Headlines… is a must-read not just for those in the Hindi heartland, but for anybody who compulsively has a newspaper, of any language, beside his morning cuppa. For the battles, lost and won in the Hindu belt, are similar to those that newspapers of all languages are waging across the country.
This Book is a valuable contribution to the study of media and society and required reading for anyone with a serious interest in the way the market, media and society interact. The excerpts of interviews that pepper the text remain with you long after you close the book.
Sevanti`s book braids together painstakingly gathered journalistic information with the history of post-Independence India. She argues her case with clarity and skill as she uncovers how Hindi journalism has constantly mutated and grown in India.

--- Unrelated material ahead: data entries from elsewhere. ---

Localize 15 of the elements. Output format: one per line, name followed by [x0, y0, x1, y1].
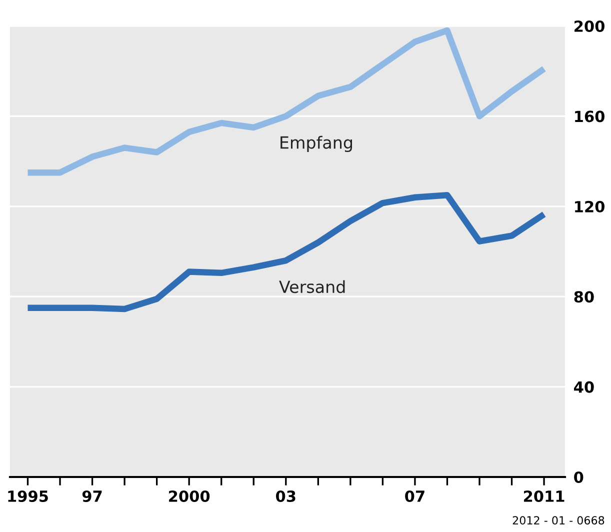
- y-tick-label: 40: [574, 381, 594, 393]
- text: 2012 - 01 - 0668: [512, 516, 604, 525]
- series-label: Versand: [279, 280, 345, 294]
- series-label: Empfang: [280, 136, 352, 152]
- y-tick-label: 160: [575, 110, 604, 122]
- x-tick-label: 2000: [169, 490, 210, 502]
- y-tick-label: 200: [574, 20, 604, 32]
- y-tick-label: 0: [574, 471, 584, 484]
- x-tick-label: 97: [82, 490, 102, 502]
- y-tick-label: 80: [574, 291, 594, 303]
- x-tick-label: 07: [405, 490, 424, 502]
- y-tick-label: 120: [575, 200, 604, 212]
- x-tick-label: 2011: [524, 490, 564, 502]
- x-tick-label: 1995: [8, 490, 48, 502]
- x-tick-label: 03: [276, 490, 296, 502]
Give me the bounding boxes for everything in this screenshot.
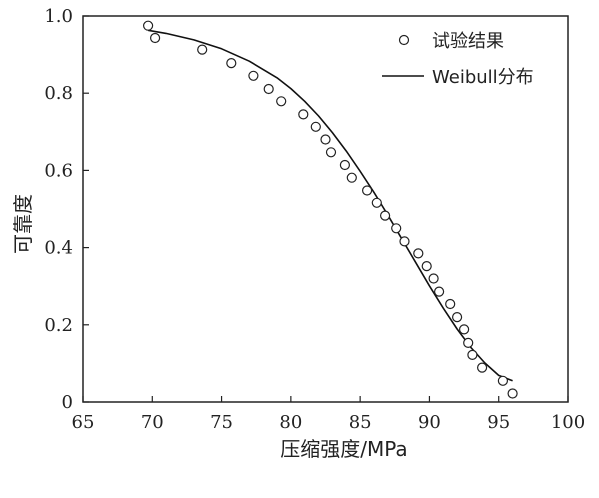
x-tick-label-85: 85 [349, 412, 372, 433]
y-tick-label-0.6: 0.6 [44, 160, 73, 181]
data-point [421, 261, 432, 272]
data-point [362, 185, 373, 196]
data-point [428, 273, 439, 284]
data-point [413, 248, 424, 259]
y-axis-title: 可靠度 [11, 194, 35, 254]
data-point [276, 96, 287, 107]
data-point [497, 375, 508, 386]
data-point [325, 147, 337, 158]
data-point [477, 362, 488, 373]
data-point [346, 172, 357, 183]
data-point [391, 223, 402, 234]
data-point [143, 20, 154, 31]
legend: 试验结果 Weibull分布 [382, 31, 534, 88]
data-point [320, 134, 331, 145]
tick-layer: 65 70 75 80 85 90 95 100 0 0.2 0.4 0.6 0.8 1.0 [44, 6, 585, 433]
data-point [248, 70, 259, 81]
data-point [298, 109, 309, 120]
y-tick-label-0.8: 0.8 [44, 83, 73, 104]
weibull-curve [147, 29, 513, 382]
y-tick-label-1: 1.0 [44, 6, 73, 27]
x-tick-label-100: 100 [551, 412, 585, 433]
data-point [445, 298, 456, 310]
legend-label-weibull: Weibull分布 [432, 67, 534, 88]
data-point [399, 236, 410, 247]
legend-marker-experiment [398, 34, 410, 46]
data-point [339, 159, 350, 171]
legend-label-experiment: 试验结果 [432, 31, 504, 52]
x-tick-label-90: 90 [418, 412, 441, 433]
data-point [150, 32, 161, 44]
data-point [434, 286, 445, 297]
point-layer [143, 20, 518, 399]
data-point [310, 121, 321, 132]
data-point [226, 57, 237, 69]
y-tick-label-0.2: 0.2 [44, 315, 73, 336]
line-layer [147, 29, 513, 382]
plot-frame [82, 15, 569, 403]
data-point [463, 337, 474, 348]
x-tick-label-75: 75 [210, 412, 233, 433]
data-point [507, 388, 518, 399]
data-point [452, 312, 463, 323]
y-tick-label-0.4: 0.4 [44, 238, 73, 259]
data-point [371, 197, 382, 208]
x-tick-label-70: 70 [141, 412, 164, 433]
x-tick-label-80: 80 [279, 412, 302, 433]
data-point [467, 349, 478, 360]
data-point [459, 324, 470, 335]
x-tick-label-95: 95 [487, 412, 510, 433]
data-point [380, 210, 391, 221]
x-tick-label-65: 65 [72, 412, 95, 433]
data-point [263, 83, 274, 95]
y-tick-label-0: 0 [62, 392, 73, 413]
data-point [197, 44, 208, 55]
x-axis-title: 压缩强度/MPa [280, 437, 407, 461]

This book delves into the Hindi newspaper revolution which has been kickstarted by a host of causes—rising literacy rates, increasing political involvement, news channels and whetting appetites for news and acceleration of panchayat level politics…. It is a valuable book for those working in the industry, specifically, the Hindi newspaper industry and provides a detailed account of the dynamics taking place in the industry. Well-researched and meticulously documented, the book highlights an important part of the Indian media.
Rarely do journalists focus inwards. But to her credit, Sevanti Ninan, in a brilliant exposition of the as-yet-unfinished media revolution in the Hindi heartland, has for the first time focused on the growth and increasing localization of news…. Anyone remotely interested in the transformation of rural communities into avid news and views consumers would stand to profit immensely from Ninan’s well-researched study dissecting threadbare the phenomenal growth of the Hindi newspapers since the early 90s.
A compelling book…on the role and growth of Hindi media across northern and central India…. The book brings alive India’s ongoing Hindi newspaper revolution and studies its impact on politics, administration and society with interesting examples. Set against the socio-economic and political changes in the countryside, the book traces the flowering of journalism in unexpected and unorthodox ways.
The story of newspapers going local…. Headlines from the Heartland is the first account of the changes wrought by the newspaper revolution in India’s Hindi speaking states, looking at how they have localised furiously as they race to compete for readership.
Her latest book, ‘Headlines from the Heartland : Reinventing the Hindi Public Sphere’, has been described by author and critic Robin Jeffery as a ‘remarkable… draws readers deep into the media revolution that is changing India’.